Chapter 23: Closing the Frontier

1. Migration

Transcontinental Railroad

When California entered the Union in 1850, it became clear that the nation needed a railroad to connect East and West. President Lincoln signed the Pacific Railway Act in 1862 hiring the Union Pacific Railroad to build west from Omaha, Nebraska and the Central Pacific Railroad to build east from Sacramento, California. At some point, the two sides would connect.

Real construction started after the Civil War ended in 1865. Using primarily Irish labor, the Union Pacific laid tracks through the Great Plains quickly. Occasional attacks from Native Americans prompted the federal government to send the U.S. army to protect railroad workers.

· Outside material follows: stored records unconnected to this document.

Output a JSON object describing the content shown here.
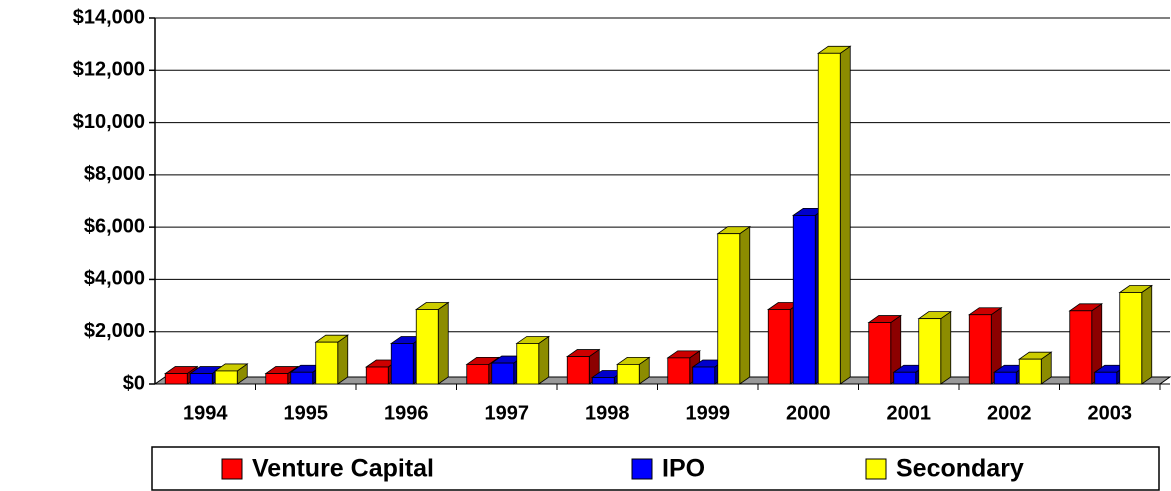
{
  "chart_data": {
    "type": "bar3d",
    "categories": [
      "1994",
      "1995",
      "1996",
      "1997",
      "1998",
      "1999",
      "2000",
      "2001",
      "2002",
      "2003"
    ],
    "series": [
      {
        "name": "Venture Capital",
        "color": "#ff0000",
        "values": [
          400,
          400,
          650,
          750,
          1050,
          1000,
          2850,
          2350,
          2650,
          2800
        ]
      },
      {
        "name": "IPO",
        "color": "#0000ff",
        "values": [
          400,
          450,
          1550,
          800,
          250,
          650,
          6450,
          450,
          450,
          450
        ]
      },
      {
        "name": "Secondary",
        "color": "#ffff00",
        "values": [
          500,
          1600,
          2850,
          1550,
          750,
          5750,
          12650,
          2500,
          950,
          3500
        ]
      }
    ],
    "ylim": [
      0,
      14000
    ],
    "yticks": [
      {
        "value": 0,
        "label": "$0"
      },
      {
        "value": 2000,
        "label": "$2,000"
      },
      {
        "value": 4000,
        "label": "$4,000"
      },
      {
        "value": 6000,
        "label": "$6,000"
      },
      {
        "value": 8000,
        "label": "$8,000"
      },
      {
        "value": 10000,
        "label": "$10,000"
      },
      {
        "value": 12000,
        "label": "$12,000"
      },
      {
        "value": 14000,
        "label": "$14,000"
      }
    ],
    "grid": true
  }
}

The Central Pacific had more trouble making progress. The hot summers and cold winters of the Sierra Mountains discouraged many white workers. Management started hiring Chinese laborers who worked for less money and did more work. They hand drilled and blasted through solid granite for two years before finally clearing the Sierras.

Both railroad companies met at Promontory, Utah, in 1869. On May 10, a railroad worker drove a golden spike into the track completing the project. Instead of traveling to California in a covered wagon that would take six months, passengers could travel by train from New York to San Francisco in about a week. Thousands of people began moving west.


About 35 million buffalo roamed the Great Plains. When the herds moved, the ground shook and it sounded like thunder. It could take days for a large herd to pass a particular point.

For the railroads, buffalo slowed down travel. To reduce the herds, railroads offered hunting expeditions. Hunters shot buffalo for sport as the trains passed through the buffalo herds. Also, hunters killed buffalo for their hides to supply clothing manufacturers back east to make robes, blankets, and rugs.

2. Native Americans


As railroads brought more Americans into western land, conflicts between Native Americans and settlers increased. Native tribes often believed they had no choice but to go to war against the invaders.

In order to reduce conflict, in 1851, the federal government created the reservation system, land set aside for Native Americans to live far away from settlers. This policy continued for decades but ultimately fell apart. The government promised to protect Native American land and supply tribes with food, clothing, and tools for farming. Too often, the government failed to keep its promises.


Many Native American nations refused to go to the reservations or left the reservations to preserve their culture or seek better living conditions.

As settlers took more land and hunting brought the buffalo to near extinction, Native Americans had little left of their former way of life. The federal government sent the army who pursued them, fought them, and finally brought most Native American groups into the reservation system by the early 1890s.

3. Populating the West


Americans once referred to the Great Plains as the Great American Desert. Grasslands stretched for hundreds of miles with few trees to give shade during the hot, humid summers. However, settlers moving west soon learned that the Plains actually had great soil for farming.

To encourage westward expansion and farming on the Great Plains, Congress passed the Homestead Act in 1862. Potential farmers could get cheap land if they farmed it for five years. Millions of people took advantage of the opportunity. However, farming was difficult and many gave up and went back east after only a few years.

In 1873, farmer Joseph Glidden patented his barbed wire invention. Barbed wire allowed farmers to cheaply fence off their land. The open plains began to close.


Wherever trains went, towns sprang up. That opened more markets for ranchers. After the Civil War, an increase in the demand for beef helped make a number of ranchers wealthy.

In Texas, they bred a hardy strain of cattle called the Texas Longhorn because they had horns that could grow over eight feet wide. Demand for beef in the east led Texas ranchers to move their cattle north to the railroads. In the towns, ranchers sold their cattle and had them shipped to cities like Chicago where the cattle got butchered and sent to markets.

People who worked on ranches were often called drovers or cowboys. It was a dirty job with long hours and low pay. Too often, drovers got killed when cattle knocked them off their horses and trampled them. African Americans made up about a quarter of the cowboys and Hispanics about ten percent. Most people moved on to other jobs after a year of working with cattle.


Mining had always attracted people looking to get rich quick or to find a job with decent pay. In 1859, Henry Comstock discovered silver in Nevada touching off a silver rush that lasted for two decades. That same year, prospectors discovered gold in what would become Colorado. About 100,000 people swarmed into the area. In 1867, gold was discovered in Wyoming. Prospectors found huge deposits of copper in Butte, Montana, in the 1870s. In 1884, gold seekers headed into North Dakota. Finally, the last great gold rush occurred in Alaska in 1898.

Every time prospectors found minerals, people arrived and built towns filled with businesses and services. Sometimes the towns disappeared after the mines shut down and sometimes they continued on. Yet, with each discovery of gold, silver, copper, or other minerals, mining increased the western population. As the population increased, the great wide open plains shrank in size.